The operator has no right to get back a parking charge from you without first taking you to court, so if you feel there has been an error and you shouldn't have been issued a ticket, you may want to dispute the charge with the parking company as soon as possible. You should ask them to offer evidence of their argument against you. If you fail to reach an agreement with them, then, as with all civil matters, it is up to the parking company to show their argument in court, but it is advisable to seek advice from the Citizens Advice Bureau or a solicitor before things get to this phase. Take into account that the parking operator has to prove its case on the balance of probabilities.

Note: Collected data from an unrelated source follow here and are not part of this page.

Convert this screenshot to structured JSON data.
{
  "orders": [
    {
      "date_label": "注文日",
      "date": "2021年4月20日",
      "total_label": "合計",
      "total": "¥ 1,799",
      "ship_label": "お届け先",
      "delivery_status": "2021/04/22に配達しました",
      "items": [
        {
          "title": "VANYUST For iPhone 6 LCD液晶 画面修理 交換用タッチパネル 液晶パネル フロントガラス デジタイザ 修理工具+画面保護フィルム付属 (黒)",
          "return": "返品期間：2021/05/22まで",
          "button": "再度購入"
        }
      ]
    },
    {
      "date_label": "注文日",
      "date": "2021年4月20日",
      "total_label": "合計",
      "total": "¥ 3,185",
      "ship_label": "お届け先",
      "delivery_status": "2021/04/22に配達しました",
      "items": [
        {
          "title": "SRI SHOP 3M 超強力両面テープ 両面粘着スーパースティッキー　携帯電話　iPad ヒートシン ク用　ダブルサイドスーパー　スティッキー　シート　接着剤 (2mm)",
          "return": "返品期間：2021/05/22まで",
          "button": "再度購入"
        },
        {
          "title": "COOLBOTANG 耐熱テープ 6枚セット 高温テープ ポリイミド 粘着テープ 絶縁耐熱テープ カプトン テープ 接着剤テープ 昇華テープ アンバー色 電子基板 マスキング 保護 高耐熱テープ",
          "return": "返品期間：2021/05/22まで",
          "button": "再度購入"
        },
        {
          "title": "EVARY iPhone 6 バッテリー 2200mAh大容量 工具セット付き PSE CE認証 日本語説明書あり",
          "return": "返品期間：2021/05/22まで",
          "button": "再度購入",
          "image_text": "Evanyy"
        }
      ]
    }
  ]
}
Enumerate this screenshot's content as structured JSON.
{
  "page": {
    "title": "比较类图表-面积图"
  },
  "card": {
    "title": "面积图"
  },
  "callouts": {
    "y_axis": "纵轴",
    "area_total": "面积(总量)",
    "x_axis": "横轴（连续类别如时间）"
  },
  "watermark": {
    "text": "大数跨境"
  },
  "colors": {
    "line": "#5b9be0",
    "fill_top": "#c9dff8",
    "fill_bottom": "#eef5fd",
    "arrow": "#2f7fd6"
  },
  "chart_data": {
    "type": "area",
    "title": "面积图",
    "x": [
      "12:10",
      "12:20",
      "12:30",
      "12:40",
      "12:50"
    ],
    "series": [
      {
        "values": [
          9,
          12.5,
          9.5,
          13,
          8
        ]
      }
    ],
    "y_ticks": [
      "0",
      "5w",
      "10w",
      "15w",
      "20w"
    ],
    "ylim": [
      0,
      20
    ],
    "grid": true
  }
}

It is also foremost to write down that, as things presently stand, the driver of the vehicle is the solitary person who can enter into a contract with the proprietor. So if you were not the person driving you may wish to inform the parking company of this right away. Just because you are the registered keeper of the vehicle, you are under no legal obligation to impart the parking operator with any further info, as you would be with the police. In particular you do not have to identify the driver or supply his or her name and address.

Indeed if you are convinced that you have not parked in contravention of the regulations of the car park, you do not have to contact the parking company if you do not wish to do so as the obligation is on the parking company to corroborate its case. However you should let them know that you contest the notice as if not, you can look forward to a succession of letters from the company itself, debt collectors and solicitors, all warning of court action. However, the reality is that very few cases ever reach court because of the difficulties the private company has in proving its case. Consequently, the letters usually stop. Even if a case does reach court, the company may have trouble convincing a judge that the charge is fair.

The bottom line is it is going to be very hard for these companies to show you are a guilty party in this. In 99.99% of cases the best thing to do is rip up the ticket and throw it away. We would recommend not to get in touch with the company (as you are handing them your details) or waste your time and money consulting a solicitor. Most of these companies do not provide proper signage - in other words they are straightforward to miss when you are busy thinking of all the things you want to acquire.